Certamente, essa non
è identica con quella descritta da Duhamel: forse non lo è neppure con quelle
di cui parlano i Botanici e Pomologi di tutti i tempi: ma non ne diversifica
che in pochi e leggieri accidenti, ed è certo, come quelle, una razza ibrida
proveniente da una fecondazione incrociata fra il Pesco e il Mandorlo.
È questo il
carattere comune a tutte: nella nostra il Mandorlo prevale al Pesco, giacchè il
pericarpo, che è quello che appartiene alla specie delle pesche, è una drupa
poco polposa e di un gusto austero ed ingrato, mentre invece la Mandorla è
formata di due cotiledoni grossi e ben composti, i quali hanno tutta la
delicatezza ed il gusto delle mandorle dolci.
Forse era uguale
alla mia quella descritta da Jussieux , e che, attesi i suddetti caratteri, è
stata posta nell’Enciclopedia metodica fra le così dette specie del Mandorlo; e
forse erano tali egualmente quelle di Ruellio, del Mattioli, di Carlo Stefano,
del Porta e di Dalechamp.
Ne esistono però
delle razze, nelle quali il Pesco domina sopra del Mandorlo, ed io ne possedo
una; siccome ne esistono di quelle nella quali la mandorla è dolce, e il
pericarpo è un misto di Pesca e di Mandorla, come è una di quelle descritte da
Duhamel.
Queste differenze
dipendono dalle diverse proporzioni con cui si combinano i principj sessuali
delle due specie nella fecondazione.
Quello che prevale,
imprime al germe che ne proviene, una fisonomia e dei caratteri analoghi ai
suoi.

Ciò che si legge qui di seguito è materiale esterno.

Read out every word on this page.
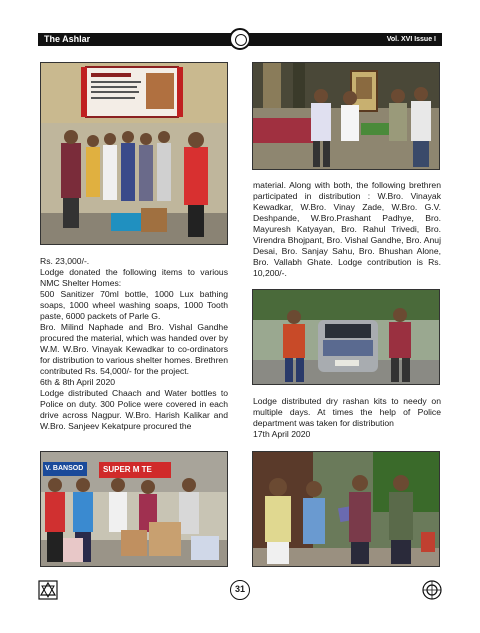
The Ashlar	Vol. XVI Issue I

material. Along with both, the following brethren participated in distribution : W.Bro. Vinayak Kewadkar, W.Bro. Vinay Zade, W.Bro. G.V. Deshpande, W.Bro.Prashant Padhye, Bro. Mayuresh Katyayan, Bro. Rahul Trivedi, Bro. Virendra Bhojpant, Bro. Vishal Gandhe, Bro. Anuj Desai, Bro. Sanjay Sahu, Bro. Bhushan Alone, Bro. Vallabh Ghate. Lodge contribution is Rs. 10,200/-.

Rs. 23,000/-.

Lodge donated the following items to various NMC Shelter Homes:

500 Sanitizer 70ml bottle, 1000 Lux bathing soaps, 1000 wheel washing soaps, 1000 Tooth paste, 6000 packets of Parle G.

Bro. Milind Naphade and Bro. Vishal Gandhe procured the material, which was handed over by W.M. W.Bro. Vinayak Kewadkar to co-ordinators for distribution to various shelter homes. Brethren contributed Rs. 54,000/- for the project.

6th & 8th April 2020

Lodge distributed Chaach and Water bottles to Police on duty. 300 Police were covered in each drive across Nagpur. W.Bro. Harish Kalikar and W.Bro. Sanjeev Kekatpure procured the

Lodge distributed dry rashan kits to needy on multiple days. At times the help of Police department was taken for distribution

17th April 2020

V. BANSOD SUPER M TE
31
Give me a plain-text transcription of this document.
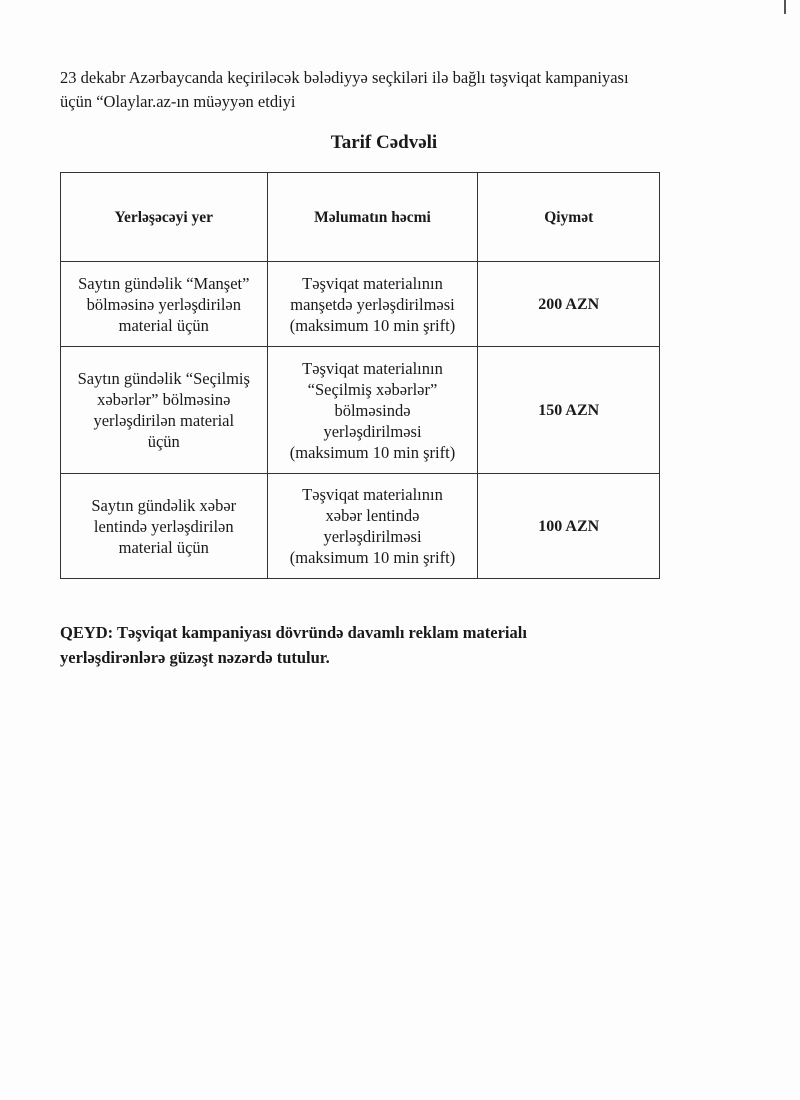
23 dekabr Azərbaycanda keçiriləcək bələdiyyə seçkiləri ilə bağlı təşviqat kampaniyası

üçün “Olaylar.az-ın müəyyən etdiyi

Tarif Cədvəli
Yerləşəcəyi yer	Məlumatın həcmi	Qiymət
Saytın gündəlik “Manşet”
bölməsinə yerləşdirilən
material üçün	Təşviqat materialının
manşetdə yerləşdirilməsi
(maksimum 10 min şrift)	200 AZN
Saytın gündəlik “Seçilmiş
xəbərlər” bölməsinə
yerləşdirilən material
üçün	Təşviqat materialının
“Seçilmiş xəbərlər”
bölməsində
yerləşdirilməsi
(maksimum 10 min şrift)	150 AZN
Saytın gündəlik xəbər
lentində yerləşdirilən
material üçün	Təşviqat materialının
xəbər lentində
yerləşdirilməsi
(maksimum 10 min şrift)	100 AZN
QEYD: Təşviqat kampaniyası dövründə davamlı reklam materialı
yerləşdirənlərə güzəşt nəzərdə tutulur.
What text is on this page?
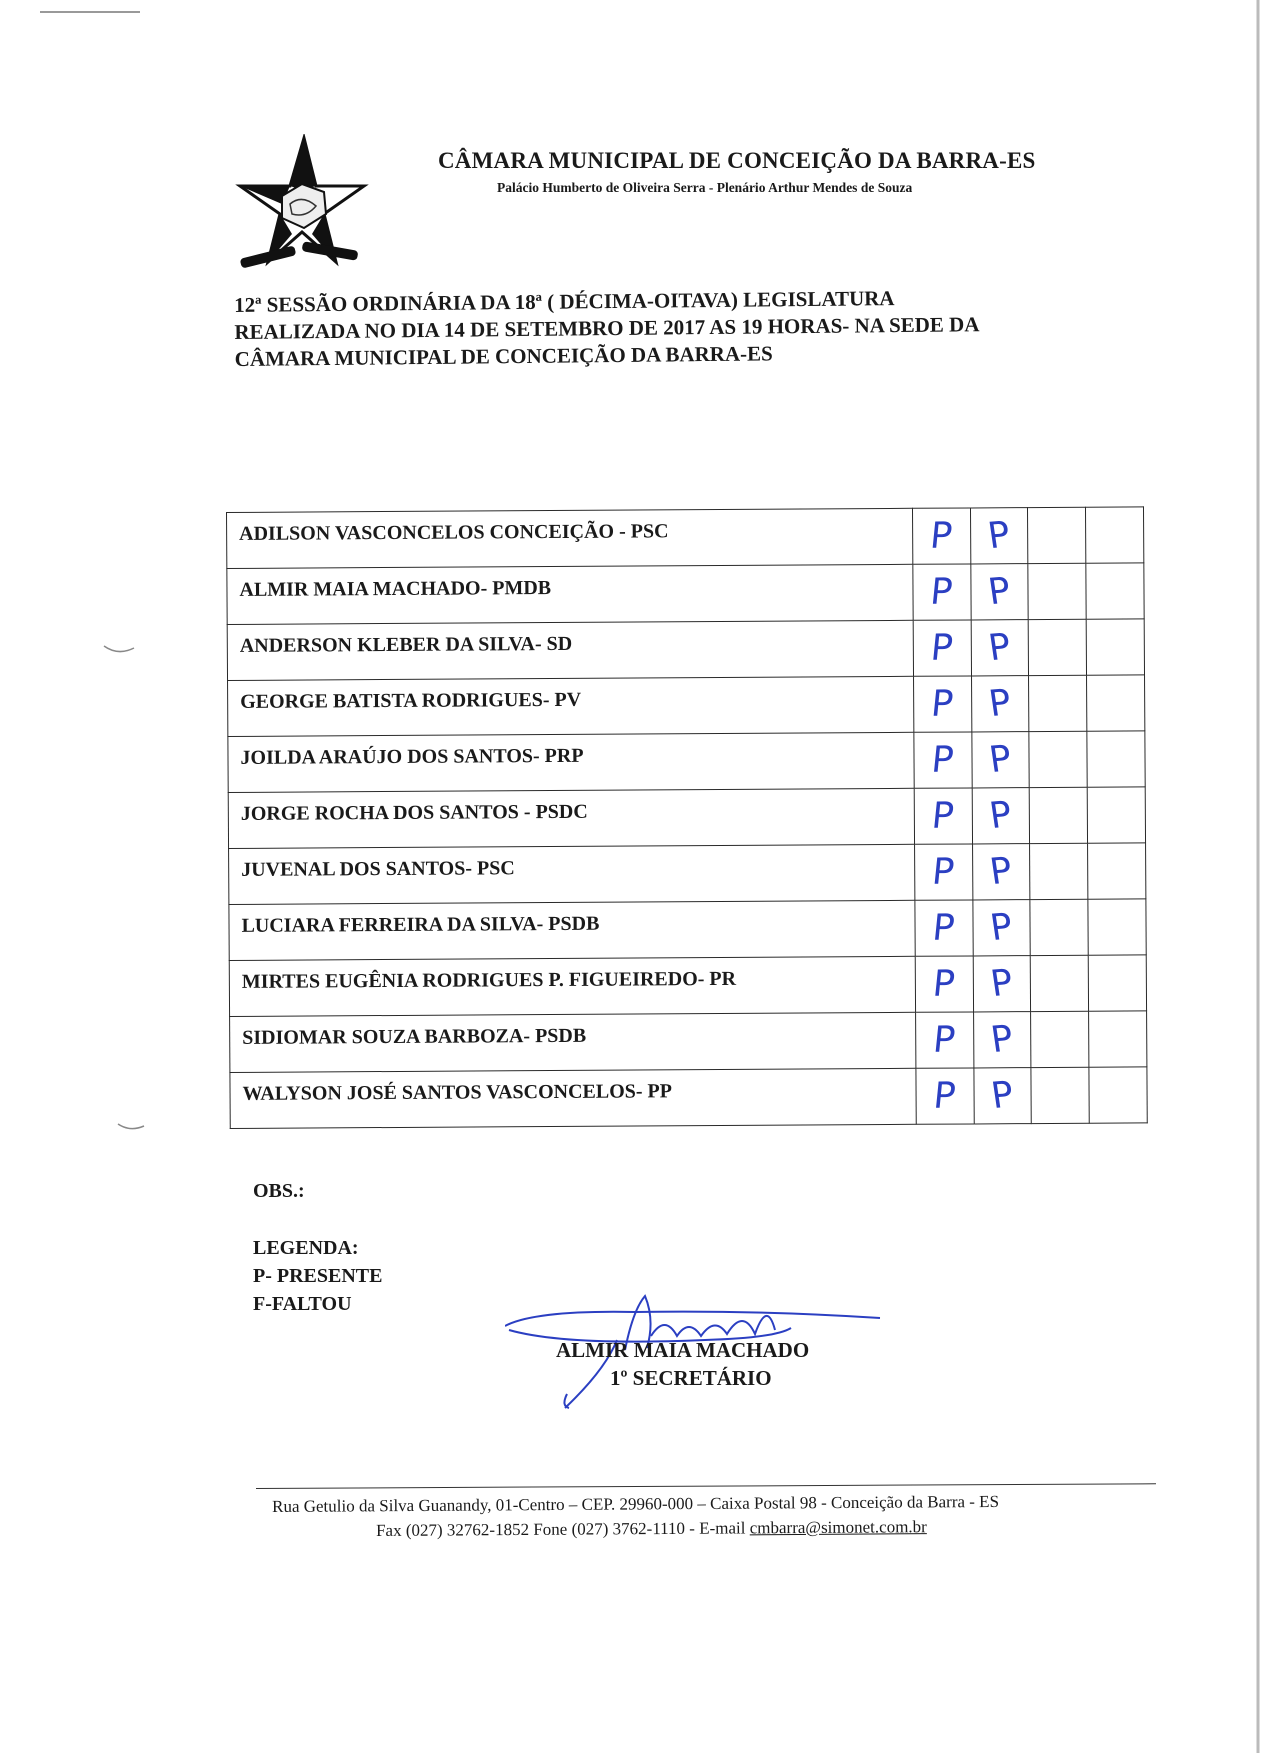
CÂMARA MUNICIPAL DE CONCEIÇÃO DA BARRA-ES
Palácio Humberto de Oliveira Serra - Plenário Arthur Mendes de Souza
12ª SESSÃO ORDINÁRIA DA 18ª ( DÉCIMA-OITAVA) LEGISLATURA
REALIZADA NO DIA 14 DE SETEMBRO DE 2017 AS 19 HORAS- NA SEDE DA
CÂMARA MUNICIPAL DE CONCEIÇÃO DA BARRA-ES
ADILSON VASCONCELOS CONCEIÇÃO - PSC	P	P		
ALMIR MAIA MACHADO- PMDB	P	P		
ANDERSON KLEBER DA SILVA- SD	P	P		
GEORGE BATISTA RODRIGUES- PV	P	P		
JOILDA ARAÚJO DOS SANTOS- PRP	P	P		
JORGE ROCHA DOS SANTOS - PSDC	P	P		
JUVENAL DOS SANTOS- PSC	P	P		
LUCIARA FERREIRA DA SILVA- PSDB	P	P		
MIRTES EUGÊNIA RODRIGUES P. FIGUEIREDO- PR	P	P		
SIDIOMAR SOUZA BARBOZA- PSDB	P	P		
WALYSON JOSÉ SANTOS VASCONCELOS- PP	P	P		
OBS.:
LEGENDA:
P- PRESENTE
F-FALTOU
ALMIR MAIA MACHADO
1º SECRETÁRIO
Rua Getulio da Silva Guanandy, 01-Centro – CEP. 29960-000 – Caixa Postal 98 - Conceição da Barra - ES
Fax (027) 32762-1852 Fone (027) 3762-1110 - E-mail cmbarra@simonet.com.br
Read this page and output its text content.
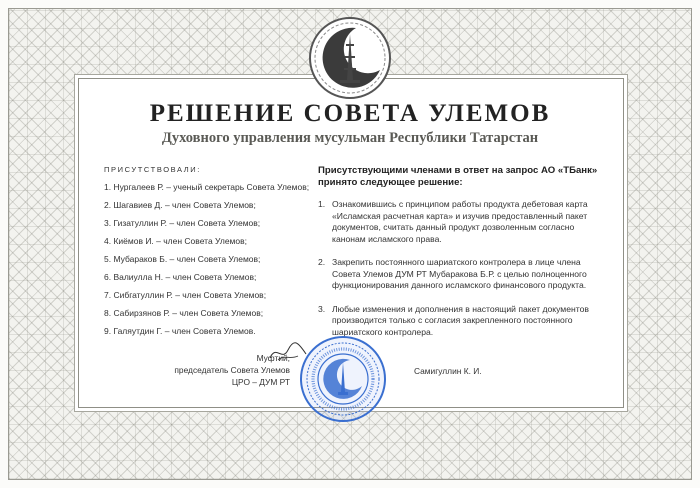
РЕШЕНИЕ СОВЕТА УЛЕМОВ
Духовного управления мусульман Республики Татарстан
ПРИСУТСТВОВАЛИ:
1. Нургалеев Р. – ученый секретарь Совета Улемов;
2. Шагавиев Д. – член Совета Улемов;
3. Гизатуллин Р. – член Совета Улемов;
4. Киёмов И. – член Совета Улемов;
5. Мубараков Б. – член Совета Улемов;
6. Валиулла Н. – член Совета Улемов;
7. Сибгатуллин Р. – член Совета Улемов;
8. Сабирзянов Р. – член Совета Улемов;
9. Галяутдин Г. – член Совета Улемов.
Присутствующими членами в ответ на запрос АО «ТБанк» принято следующее решение:
1. Ознакомившись с принципом работы продукта дебетовая карта «Исламская расчетная карта» и изучив предоставленный пакет документов, считать данный продукт дозволенным согласно канонам исламского права.
2. Закрепить постоянного шариатского контролера в лице члена Совета Улемов ДУМ РТ Мубаракова Б.Р. с целью полноценного функционирования данного исламского финансового продукта.
3. Любые изменения и дополнения в настоящий пакет документов производится только с согласия закрепленного постоянного шариатского контролера.
Муфтий,
председатель Совета Улемов
ЦРО – ДУМ РТ
Самигуллин К. И.
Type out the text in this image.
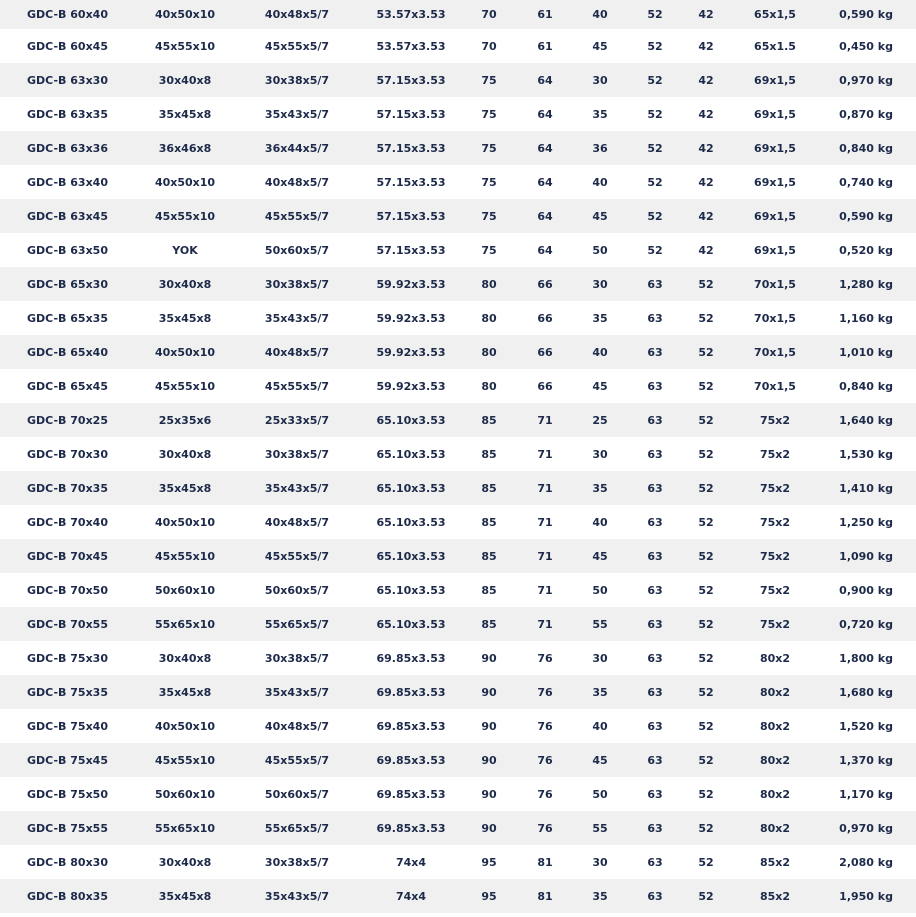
GDC-B 60x40	40x50x10	40x48x5/7	53.57x3.53	70	61	40	52	42	65x1,5	0,590 kg
GDC-B 60x45	45x55x10	45x55x5/7	53.57x3.53	70	61	45	52	42	65x1.5	0,450 kg
GDC-B 63x30	30x40x8	30x38x5/7	57.15x3.53	75	64	30	52	42	69x1,5	0,970 kg
GDC-B 63x35	35x45x8	35x43x5/7	57.15x3.53	75	64	35	52	42	69x1,5	0,870 kg
GDC-B 63x36	36x46x8	36x44x5/7	57.15x3.53	75	64	36	52	42	69x1,5	0,840 kg
GDC-B 63x40	40x50x10	40x48x5/7	57.15x3.53	75	64	40	52	42	69x1,5	0,740 kg
GDC-B 63x45	45x55x10	45x55x5/7	57.15x3.53	75	64	45	52	42	69x1,5	0,590 kg
GDC-B 63x50	YOK	50x60x5/7	57.15x3.53	75	64	50	52	42	69x1,5	0,520 kg
GDC-B 65x30	30x40x8	30x38x5/7	59.92x3.53	80	66	30	63	52	70x1,5	1,280 kg
GDC-B 65x35	35x45x8	35x43x5/7	59.92x3.53	80	66	35	63	52	70x1,5	1,160 kg
GDC-B 65x40	40x50x10	40x48x5/7	59.92x3.53	80	66	40	63	52	70x1,5	1,010 kg
GDC-B 65x45	45x55x10	45x55x5/7	59.92x3.53	80	66	45	63	52	70x1,5	0,840 kg
GDC-B 70x25	25x35x6	25x33x5/7	65.10x3.53	85	71	25	63	52	75x2	1,640 kg
GDC-B 70x30	30x40x8	30x38x5/7	65.10x3.53	85	71	30	63	52	75x2	1,530 kg
GDC-B 70x35	35x45x8	35x43x5/7	65.10x3.53	85	71	35	63	52	75x2	1,410 kg
GDC-B 70x40	40x50x10	40x48x5/7	65.10x3.53	85	71	40	63	52	75x2	1,250 kg
GDC-B 70x45	45x55x10	45x55x5/7	65.10x3.53	85	71	45	63	52	75x2	1,090 kg
GDC-B 70x50	50x60x10	50x60x5/7	65.10x3.53	85	71	50	63	52	75x2	0,900 kg
GDC-B 70x55	55x65x10	55x65x5/7	65.10x3.53	85	71	55	63	52	75x2	0,720 kg
GDC-B 75x30	30x40x8	30x38x5/7	69.85x3.53	90	76	30	63	52	80x2	1,800 kg
GDC-B 75x35	35x45x8	35x43x5/7	69.85x3.53	90	76	35	63	52	80x2	1,680 kg
GDC-B 75x40	40x50x10	40x48x5/7	69.85x3.53	90	76	40	63	52	80x2	1,520 kg
GDC-B 75x45	45x55x10	45x55x5/7	69.85x3.53	90	76	45	63	52	80x2	1,370 kg
GDC-B 75x50	50x60x10	50x60x5/7	69.85x3.53	90	76	50	63	52	80x2	1,170 kg
GDC-B 75x55	55x65x10	55x65x5/7	69.85x3.53	90	76	55	63	52	80x2	0,970 kg
GDC-B 80x30	30x40x8	30x38x5/7	74x4	95	81	30	63	52	85x2	2,080 kg
GDC-B 80x35	35x45x8	35x43x5/7	74x4	95	81	35	63	52	85x2	1,950 kg
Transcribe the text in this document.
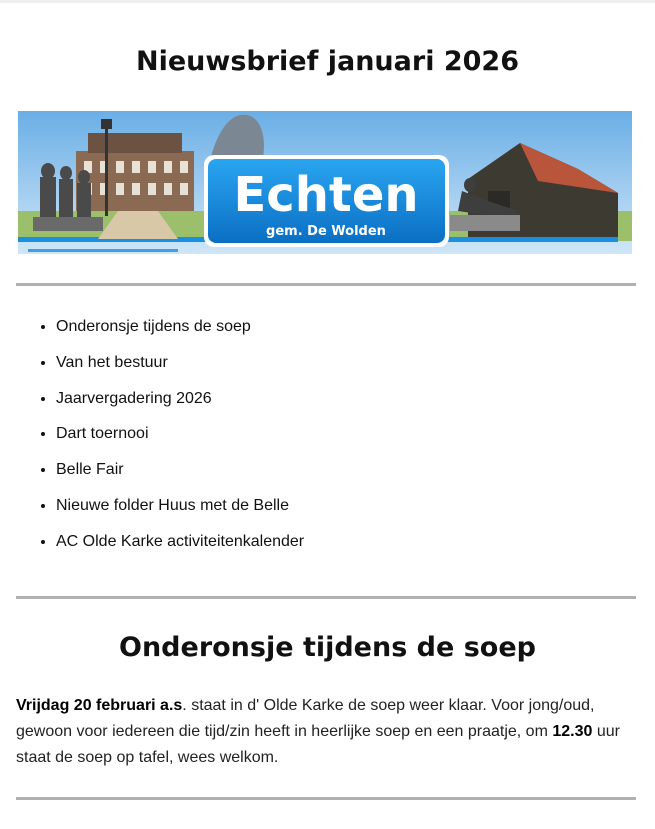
Nieuwsbrief januari 2026
Echten
gem. De Wolden
• Onderonsje tijdens de soep
• Van het bestuur
• Jaarvergadering 2026
• Dart toernooi
• Belle Fair
• Nieuwe folder Huus met de Belle
• AC Olde Karke activiteitenkalender
Onderonsje tijdens de soep

Vrijdag 20 februari a.s. staat in d' Olde Karke de soep weer klaar. Voor jong/oud, gewoon voor iedereen die tijd/zin heeft in heerlijke soep en een praatje, om 12.30 uur staat de soep op tafel, wees welkom.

Quindi, ogni volta che si forma una nuova razza con questo mezzo, essa
presenta una fisonomia propria differente da tutte le altre, sempre composta
dei caratteri delle due specie, ma in proporzioni così varie che la
diversificano essenzialmente dalle sue congeneri.
Quando questi
individui nati di seme si moltiplicano coll’innesto, tutti quelli che ne
provengono restano identici.
Se poi si
moltiplicano col seme, gli individui che si ottengono in questo modo, sono
tanti esseri nuovi che conservano esattamente i caratteri dell’ibridismo, ma
che diversificano in molti accidenti, e che costituiscono delle varietà.
Il caso delle razze
nuove non deve esser frequente, perchè, malgrado l’analogia che avvicina questi
due generi, l’ibridismo è sempre un fatto irregolare che esce dall’ordine della
natura, e che esige delle circostanze straordinarie difficili a combinarsi.
Perciò poche devono essere le razze originarie aventi un carattere proprio ed
essenzialmente distinto.
Le identiche dovute
all’innesto, saranno le più comuni perchè è con questo mezzo che siamo in uso
di moltiplicarle pel timore di non conservare la varietà precisa.
Io però preferirei
le varietà ottenute dal seme perchè sono più forti, e perchè nelle picciole
modificazioni che presentano, conservano sempre il carattere principale che le
costituisce, cioè a dire una cattiva pesca, ma curiosa a vedersi, ed una
eccellente mandorla.
È difatto come una
buona mandorla che io presento la razza che ho figurata ai Dilettanti che amano
di avere una collezione di frutti scelti per la tavola: ma il Pomologo, che
coltiva per la scienza, la deve mettere nel numero delle pesche, perchè la
parte che cade sotto degli occhi appartiene di fatto più alle pesche che alle
mandorle, e deve averla in ogni modo nella sua collezione come un esempio
d’ibridismo di un’evidenza incontrastabile.
Io mi riservo di
dare la storia di quest’ibrida nell’articolo che riguarda l’altra razza che ne
posseggo, nella quale la polpa è la parte che merita più considerazione, perchè
è mangiabile come le pesche, e non è senza pregio.